Sie sind der deutsche Kinokönig. Aber auch „Zettl“ und „Hotel Lux“ von Dietl und Haußmann sind gefloppt. Kratzt das am Selbstwertgefühl?
Nein. Mir ist klar, dass die Leute kaum unterscheiden zwischen „einem Film mit...“ und „einem Film von...“.“ Ist klar, meine Nase ist abgebildet und mein Name steht auf dem Plakat. Aber natürlich habe ich eine ganz andere emotionale Bindungen zu einem Film wie „Buddy“, den ich inszeniert habe, als wenn du „nur“ spielst. Mir hat das irrsinnig leid getan für Dietl und Haußmann, ich habe die Filme auch sehr gemocht. Aber ich habe das als Zaungast beobachtet. Das hab ich mir von „Manitu“ behalten. Als das so losging, haben Rick Kavanian und ich uns auf einem Parkplatz geschworen, diesen Wahnsinn nicht an uns heranzulassen. Dass wir uns das wie Zaungäste angucken. Wir gucken einfach, wie alle anderen um uns herum durchdrehen. Diese Haltung habe ich mir glücklicherweise bewahren können. Das gleiche gilt auch für einen Misserfolg. Den darf man auch nicht zu nah an sich heranlassen.
Wenn wir von deutschen Blockbustern sprechen, gibt es nur wenige Stars, die den Erfolg versprechen. Nach Ihnen kommt lange nichts, dann Til Schweiger, Matthias Schweighöfer und neuerdings auch Elyas M’Barek. Sie sind die „Blockbastler“. Haben Sie eigentlich Kontakt miteinander? Oder empfinden Sie sich als Konkurrenten?

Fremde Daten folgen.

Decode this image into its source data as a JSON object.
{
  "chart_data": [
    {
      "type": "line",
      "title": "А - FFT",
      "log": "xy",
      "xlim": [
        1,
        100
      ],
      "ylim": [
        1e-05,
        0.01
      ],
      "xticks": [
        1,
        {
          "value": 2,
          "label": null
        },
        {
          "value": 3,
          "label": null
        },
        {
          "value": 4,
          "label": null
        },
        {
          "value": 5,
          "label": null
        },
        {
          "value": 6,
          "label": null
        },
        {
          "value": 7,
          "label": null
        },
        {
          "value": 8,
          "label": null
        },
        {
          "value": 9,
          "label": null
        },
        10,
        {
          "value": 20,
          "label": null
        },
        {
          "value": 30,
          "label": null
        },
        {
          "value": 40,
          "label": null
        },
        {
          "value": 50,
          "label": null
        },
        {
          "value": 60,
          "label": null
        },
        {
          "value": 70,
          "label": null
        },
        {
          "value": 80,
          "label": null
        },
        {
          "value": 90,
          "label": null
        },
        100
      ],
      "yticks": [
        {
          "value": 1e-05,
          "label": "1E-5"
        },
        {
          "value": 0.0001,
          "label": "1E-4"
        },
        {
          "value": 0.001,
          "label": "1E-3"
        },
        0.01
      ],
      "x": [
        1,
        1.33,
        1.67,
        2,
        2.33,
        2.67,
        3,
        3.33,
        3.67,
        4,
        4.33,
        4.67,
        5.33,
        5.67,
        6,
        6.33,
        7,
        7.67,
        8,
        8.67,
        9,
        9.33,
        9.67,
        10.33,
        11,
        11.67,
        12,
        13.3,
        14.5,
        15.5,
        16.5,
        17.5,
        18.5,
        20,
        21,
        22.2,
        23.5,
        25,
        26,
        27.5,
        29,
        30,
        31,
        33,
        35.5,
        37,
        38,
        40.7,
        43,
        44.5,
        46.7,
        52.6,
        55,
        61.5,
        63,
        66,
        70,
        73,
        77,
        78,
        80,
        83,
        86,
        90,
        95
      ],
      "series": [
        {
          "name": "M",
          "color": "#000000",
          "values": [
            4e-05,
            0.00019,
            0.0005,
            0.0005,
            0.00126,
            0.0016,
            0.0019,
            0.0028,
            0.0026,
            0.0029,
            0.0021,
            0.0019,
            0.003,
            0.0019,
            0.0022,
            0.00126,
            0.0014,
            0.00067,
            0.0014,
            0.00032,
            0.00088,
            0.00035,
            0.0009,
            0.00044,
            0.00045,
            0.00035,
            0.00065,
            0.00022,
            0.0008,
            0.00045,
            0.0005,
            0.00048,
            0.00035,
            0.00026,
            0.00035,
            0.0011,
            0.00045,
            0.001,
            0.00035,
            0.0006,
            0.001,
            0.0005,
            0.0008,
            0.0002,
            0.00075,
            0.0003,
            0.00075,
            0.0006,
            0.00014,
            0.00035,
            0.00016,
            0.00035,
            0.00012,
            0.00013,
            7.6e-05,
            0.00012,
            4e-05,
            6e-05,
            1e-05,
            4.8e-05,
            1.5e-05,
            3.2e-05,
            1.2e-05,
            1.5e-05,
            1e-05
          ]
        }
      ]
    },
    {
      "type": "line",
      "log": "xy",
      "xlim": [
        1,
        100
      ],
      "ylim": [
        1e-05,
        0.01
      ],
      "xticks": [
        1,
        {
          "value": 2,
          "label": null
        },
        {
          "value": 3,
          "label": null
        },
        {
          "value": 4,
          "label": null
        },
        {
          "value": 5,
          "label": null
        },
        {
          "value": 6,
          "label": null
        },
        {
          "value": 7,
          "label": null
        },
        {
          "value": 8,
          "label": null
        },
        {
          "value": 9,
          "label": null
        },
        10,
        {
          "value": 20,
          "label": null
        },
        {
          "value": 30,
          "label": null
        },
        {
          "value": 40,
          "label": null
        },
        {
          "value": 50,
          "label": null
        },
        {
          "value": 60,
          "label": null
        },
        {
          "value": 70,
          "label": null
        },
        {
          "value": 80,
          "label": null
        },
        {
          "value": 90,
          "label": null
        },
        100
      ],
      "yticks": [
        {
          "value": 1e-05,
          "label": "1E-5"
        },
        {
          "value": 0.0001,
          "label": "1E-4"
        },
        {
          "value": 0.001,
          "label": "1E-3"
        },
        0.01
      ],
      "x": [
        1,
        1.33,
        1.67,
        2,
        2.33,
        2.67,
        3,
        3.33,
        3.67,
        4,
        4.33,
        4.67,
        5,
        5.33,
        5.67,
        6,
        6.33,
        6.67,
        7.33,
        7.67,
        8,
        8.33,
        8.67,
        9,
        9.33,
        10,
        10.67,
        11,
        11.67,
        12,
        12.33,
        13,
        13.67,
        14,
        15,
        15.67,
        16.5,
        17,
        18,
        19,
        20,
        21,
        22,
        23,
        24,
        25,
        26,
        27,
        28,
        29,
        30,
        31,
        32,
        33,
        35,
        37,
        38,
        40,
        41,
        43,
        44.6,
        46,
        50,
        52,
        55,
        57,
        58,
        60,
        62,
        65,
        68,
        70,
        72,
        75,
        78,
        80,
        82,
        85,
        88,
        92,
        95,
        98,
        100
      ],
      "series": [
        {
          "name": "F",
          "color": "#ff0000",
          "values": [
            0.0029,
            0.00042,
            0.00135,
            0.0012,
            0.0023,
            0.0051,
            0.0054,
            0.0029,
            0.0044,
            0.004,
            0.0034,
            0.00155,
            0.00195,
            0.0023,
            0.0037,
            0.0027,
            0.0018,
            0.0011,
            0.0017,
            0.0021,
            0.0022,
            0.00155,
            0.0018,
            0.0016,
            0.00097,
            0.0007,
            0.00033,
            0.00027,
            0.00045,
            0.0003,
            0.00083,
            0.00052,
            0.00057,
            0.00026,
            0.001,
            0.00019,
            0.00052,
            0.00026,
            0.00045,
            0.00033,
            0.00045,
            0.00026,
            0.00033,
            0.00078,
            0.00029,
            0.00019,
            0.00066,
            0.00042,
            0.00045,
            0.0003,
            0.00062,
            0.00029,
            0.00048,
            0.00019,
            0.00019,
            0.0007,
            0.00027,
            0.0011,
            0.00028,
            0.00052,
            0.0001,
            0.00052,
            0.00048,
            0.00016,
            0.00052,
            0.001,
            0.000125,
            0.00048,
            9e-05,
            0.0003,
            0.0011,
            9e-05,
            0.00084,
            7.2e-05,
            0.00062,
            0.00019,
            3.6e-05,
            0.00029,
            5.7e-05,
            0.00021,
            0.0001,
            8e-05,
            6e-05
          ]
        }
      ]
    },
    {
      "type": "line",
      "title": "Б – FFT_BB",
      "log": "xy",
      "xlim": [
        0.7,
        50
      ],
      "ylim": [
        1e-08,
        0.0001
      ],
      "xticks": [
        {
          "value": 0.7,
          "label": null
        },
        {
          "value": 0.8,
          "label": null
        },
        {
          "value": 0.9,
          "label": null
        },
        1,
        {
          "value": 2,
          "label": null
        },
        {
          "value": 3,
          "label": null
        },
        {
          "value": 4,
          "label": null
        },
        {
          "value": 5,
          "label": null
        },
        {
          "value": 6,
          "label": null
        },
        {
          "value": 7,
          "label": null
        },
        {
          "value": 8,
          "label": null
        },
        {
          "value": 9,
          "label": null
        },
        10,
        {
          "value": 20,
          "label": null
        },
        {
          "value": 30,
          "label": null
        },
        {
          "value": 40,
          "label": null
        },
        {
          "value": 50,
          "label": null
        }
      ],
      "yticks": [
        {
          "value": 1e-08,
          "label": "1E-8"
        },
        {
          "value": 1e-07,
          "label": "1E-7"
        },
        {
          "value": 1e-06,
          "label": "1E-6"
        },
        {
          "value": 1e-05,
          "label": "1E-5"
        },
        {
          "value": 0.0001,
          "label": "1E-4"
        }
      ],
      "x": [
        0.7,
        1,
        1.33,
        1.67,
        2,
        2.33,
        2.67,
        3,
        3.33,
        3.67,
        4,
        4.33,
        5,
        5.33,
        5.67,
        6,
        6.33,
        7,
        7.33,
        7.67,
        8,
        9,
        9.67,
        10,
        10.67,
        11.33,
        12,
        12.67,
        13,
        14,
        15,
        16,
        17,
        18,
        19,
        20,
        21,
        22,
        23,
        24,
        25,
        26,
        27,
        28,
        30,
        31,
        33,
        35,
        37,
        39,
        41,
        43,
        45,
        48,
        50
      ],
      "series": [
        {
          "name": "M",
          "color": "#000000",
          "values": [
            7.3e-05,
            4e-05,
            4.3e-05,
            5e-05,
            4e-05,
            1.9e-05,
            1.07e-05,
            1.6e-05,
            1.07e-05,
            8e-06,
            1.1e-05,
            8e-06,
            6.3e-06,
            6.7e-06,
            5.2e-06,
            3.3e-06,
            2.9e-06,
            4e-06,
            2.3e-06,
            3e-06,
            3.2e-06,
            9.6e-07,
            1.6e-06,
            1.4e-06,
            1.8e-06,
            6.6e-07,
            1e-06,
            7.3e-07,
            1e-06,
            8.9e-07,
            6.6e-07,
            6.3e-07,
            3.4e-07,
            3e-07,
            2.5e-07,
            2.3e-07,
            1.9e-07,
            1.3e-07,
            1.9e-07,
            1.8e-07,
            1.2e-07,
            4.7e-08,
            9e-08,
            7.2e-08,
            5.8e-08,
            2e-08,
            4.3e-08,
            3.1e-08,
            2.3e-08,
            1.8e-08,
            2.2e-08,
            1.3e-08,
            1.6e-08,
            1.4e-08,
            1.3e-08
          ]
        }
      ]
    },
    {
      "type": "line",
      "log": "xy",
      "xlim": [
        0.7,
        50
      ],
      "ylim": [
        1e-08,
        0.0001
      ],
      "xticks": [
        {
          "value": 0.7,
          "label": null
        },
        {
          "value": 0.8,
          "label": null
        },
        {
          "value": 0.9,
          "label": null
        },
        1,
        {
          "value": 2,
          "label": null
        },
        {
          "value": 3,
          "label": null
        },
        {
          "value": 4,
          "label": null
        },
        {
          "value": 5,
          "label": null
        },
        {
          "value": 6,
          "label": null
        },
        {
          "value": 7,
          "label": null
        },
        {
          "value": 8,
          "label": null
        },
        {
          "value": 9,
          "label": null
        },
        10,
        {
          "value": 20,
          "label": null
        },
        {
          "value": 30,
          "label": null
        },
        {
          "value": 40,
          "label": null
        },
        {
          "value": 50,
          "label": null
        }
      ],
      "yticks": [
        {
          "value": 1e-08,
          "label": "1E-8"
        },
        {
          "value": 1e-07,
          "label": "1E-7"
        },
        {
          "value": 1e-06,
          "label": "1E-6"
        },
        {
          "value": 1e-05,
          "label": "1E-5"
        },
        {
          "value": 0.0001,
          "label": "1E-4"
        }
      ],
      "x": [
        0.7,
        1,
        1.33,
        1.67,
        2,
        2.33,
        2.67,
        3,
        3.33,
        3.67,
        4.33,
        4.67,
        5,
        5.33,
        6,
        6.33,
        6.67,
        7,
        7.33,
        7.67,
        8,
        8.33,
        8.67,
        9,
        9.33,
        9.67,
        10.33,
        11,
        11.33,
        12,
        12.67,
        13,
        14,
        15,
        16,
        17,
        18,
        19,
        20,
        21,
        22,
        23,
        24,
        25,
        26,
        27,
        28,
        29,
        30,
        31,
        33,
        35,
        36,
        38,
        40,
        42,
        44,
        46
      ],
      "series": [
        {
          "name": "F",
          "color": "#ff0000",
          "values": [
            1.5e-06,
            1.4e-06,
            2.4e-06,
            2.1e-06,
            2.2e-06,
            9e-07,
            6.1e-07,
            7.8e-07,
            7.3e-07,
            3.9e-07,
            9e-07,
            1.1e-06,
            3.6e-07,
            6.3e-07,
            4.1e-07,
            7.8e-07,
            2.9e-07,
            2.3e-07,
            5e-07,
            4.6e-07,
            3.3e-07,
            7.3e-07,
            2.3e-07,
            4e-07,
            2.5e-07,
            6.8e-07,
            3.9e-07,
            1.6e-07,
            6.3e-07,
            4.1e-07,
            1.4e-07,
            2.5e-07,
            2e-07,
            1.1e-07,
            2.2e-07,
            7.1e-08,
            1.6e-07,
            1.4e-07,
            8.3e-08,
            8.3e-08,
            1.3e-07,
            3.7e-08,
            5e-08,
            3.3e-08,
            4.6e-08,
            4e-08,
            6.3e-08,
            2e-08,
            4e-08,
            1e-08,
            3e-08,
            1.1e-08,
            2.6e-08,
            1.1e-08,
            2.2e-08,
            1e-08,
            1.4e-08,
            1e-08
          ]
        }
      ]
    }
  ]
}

Mir ist es eine enorme Erleichterung, wenn das auf mehreren Schultern lastet. Ich wünschte mir, dass da mehr nachkommt. Vor allem würde ich mir das auch bei den weiblichen Darstellern wünschen. Til kenne ich schon etwas länger, er hat ja bei „(T)Raumschiff Surprise“ mitgespielt. Und Elyas hat jetzt bei der Sitcom mitgemacht. Die Aufzeichnung war schon vor einigen Wochen, lange vor dem Kinostart von „Fack ju Göhte“. Mit diesem wahnsinnigen Erfolg hat, glaube ich, keiner gerechnet. Für die Sitcom war´s ein Geschenk. Ich freu mich für ihn. Ich freu mich für jeden neuen Film, der durch die Decke geht. Mir tut’s auch gut, wenn sich alle mal auf einen anderen stürzen und ich in Ruhe arbeiten kann.
Ich muss noch mal auf Ihren kleinen Mann kommen. Weiß der eigentlich, was sein Papa macht?
Nee. Im Bullyversum war er schon, mit meiner Frau. Das war bunt, das hat ihm gefallen. Und zu Hause hat er mir mit großen Augen gesagt: Papa, ich war im Bullyversum unddu warst auch da! Er kriegt schon mit, dass die Leute mich ansprechen und Autogramme wollen. Vielleicht glaubt er aber, das ist bei allen Vätern so. Bei uns zu Hause läuft kein Fernsehen, seit es ihn gibt. Höchstens ein bisschen Fußball am Samstag, aber da verliert er nach einer Viertelstunde das Interesse. Er weiß auch noch nicht, was Filme sind. Und das soll auch eine Weile so bleiben.